In machine learning, both quality and quantity are important, so high quality, large datasets are preferred. “Quality” means things like having few missing values, having properly formatted data, and having data that’s indicative of the problem you’re trying to solve. There’s no minimum dataset size for connecting to Akkio, but ideally your dataset is at least a couple hundred rows, and preferably thousands (or millions) of rows.

Crucially, your dataset must be indicative of the problem at hand. If you want to predict churn, you’ll need a historical customer dataset with a churn column. If you want to predict employee attrition, you’ll need a historical employee dataset with an attrition column, and so on.

After connecting a dataset, you’ll have an overview of the data, including the name of the dataset, the latest “updated date,” the number of rows, and a scrollable preview of the dataset. You can also click to “Replace” the dataset, or hit “View” to open the dataset in a new tab.
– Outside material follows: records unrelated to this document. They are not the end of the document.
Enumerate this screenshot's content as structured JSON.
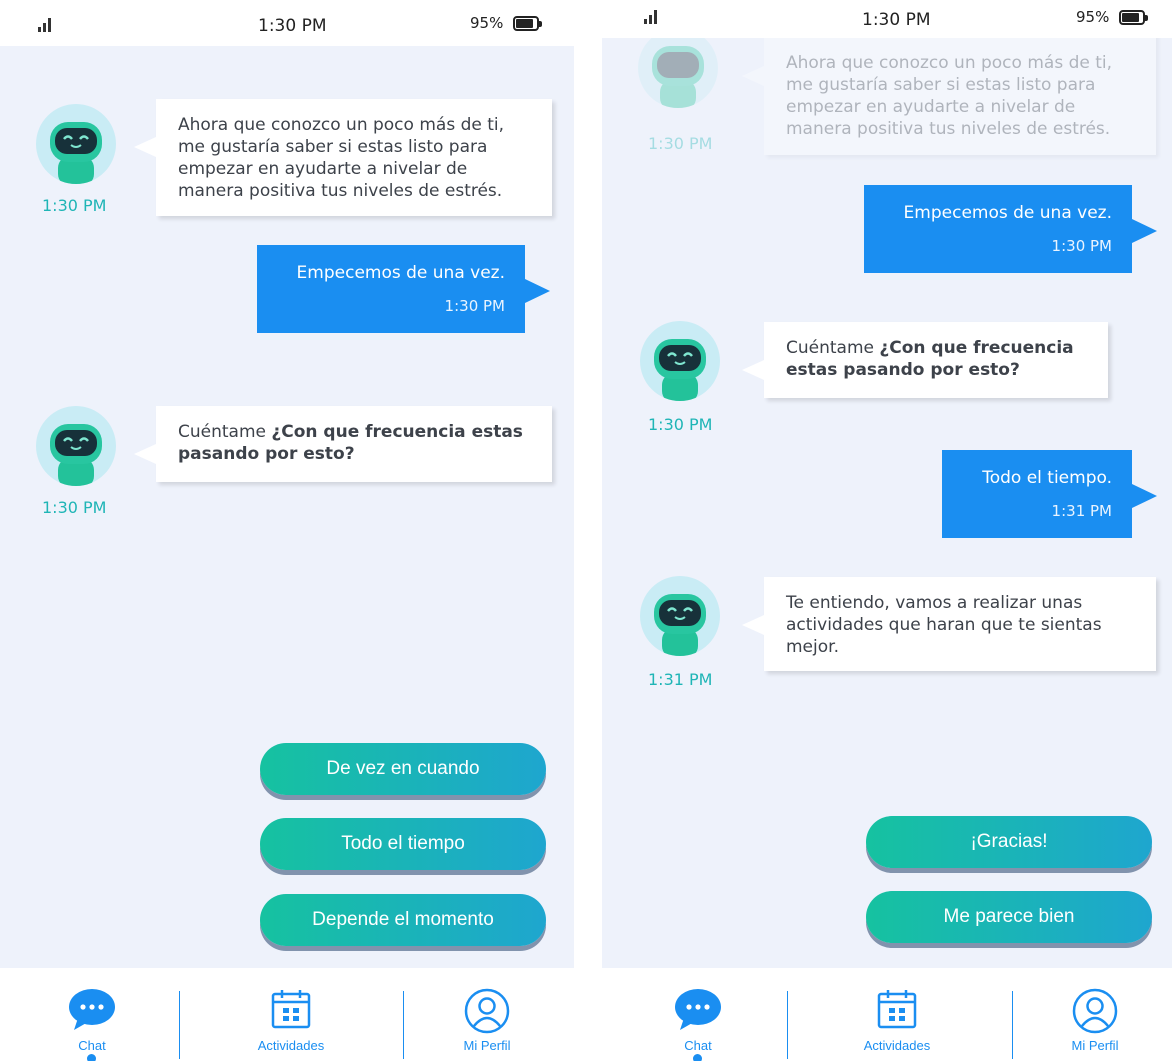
{
  "status": {
    "time": "1:30 PM",
    "battery": "95%"
  },
  "left": {
    "messages": {
      "bot1": {
        "text": "Ahora que conozco un poco más de ti, me gustaría saber si estas listo para empezar en ayudarte a nivelar de manera positiva tus niveles de estrés.",
        "time": "1:30 PM"
      },
      "user1": {
        "text": "Empecemos de una vez.",
        "time": "1:30 PM"
      },
      "bot2": {
        "prefix": "Cuéntame ",
        "bold": "¿Con que frecuencia estas pasando por esto?",
        "time": "1:30 PM"
      }
    },
    "replies": [
      "De vez en cuando",
      "Todo el tiempo",
      "Depende el momento"
    ]
  },
  "right": {
    "messages": {
      "bot1": {
        "text": "Ahora que conozco un poco más de ti, me gustaría saber si estas listo para empezar en ayudarte a nivelar de manera positiva tus niveles de estrés.",
        "time": "1:30 PM"
      },
      "user1": {
        "text": "Empecemos de una vez.",
        "time": "1:30 PM"
      },
      "bot2": {
        "prefix": "Cuéntame ",
        "bold": "¿Con que frecuencia estas pasando por esto?",
        "time": "1:30 PM"
      },
      "user2": {
        "text": "Todo el tiempo.",
        "time": "1:31 PM"
      },
      "bot3": {
        "text": "Te entiendo, vamos a realizar unas actividades que haran que te sientas mejor.",
        "time": "1:31 PM"
      }
    },
    "replies": [
      "¡Gracias!",
      "Me parece bien"
    ]
  },
  "tabs": {
    "chat": "Chat",
    "activities": "Actividades",
    "profile": "Mi Perfil"
  },
  "colors": {
    "accent": "#1a8ef1",
    "teal": "#1fb5b6",
    "chat_bg": "#eef2fb",
    "gradient_start": "#16c2a0",
    "gradient_end": "#1ea6cf"
  },
  "icons": {
    "chat": "chat-bubble-icon",
    "activities": "calendar-icon",
    "profile": "user-circle-icon",
    "bot": "robot-avatar"
  }
}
Akkio will automatically recognize the variable types in the dataset, which can be any of the following:

  • Text

  • Number

  • Number (Decimal)

  • ID

  • Date

  • Category

  • Disabled

You can change a column’s variable type by clicking its existing variable type. In the example below, the current variable type of the “Gender” column is correctly selected as “Category,” but you could select “Category” to change it to another variable type.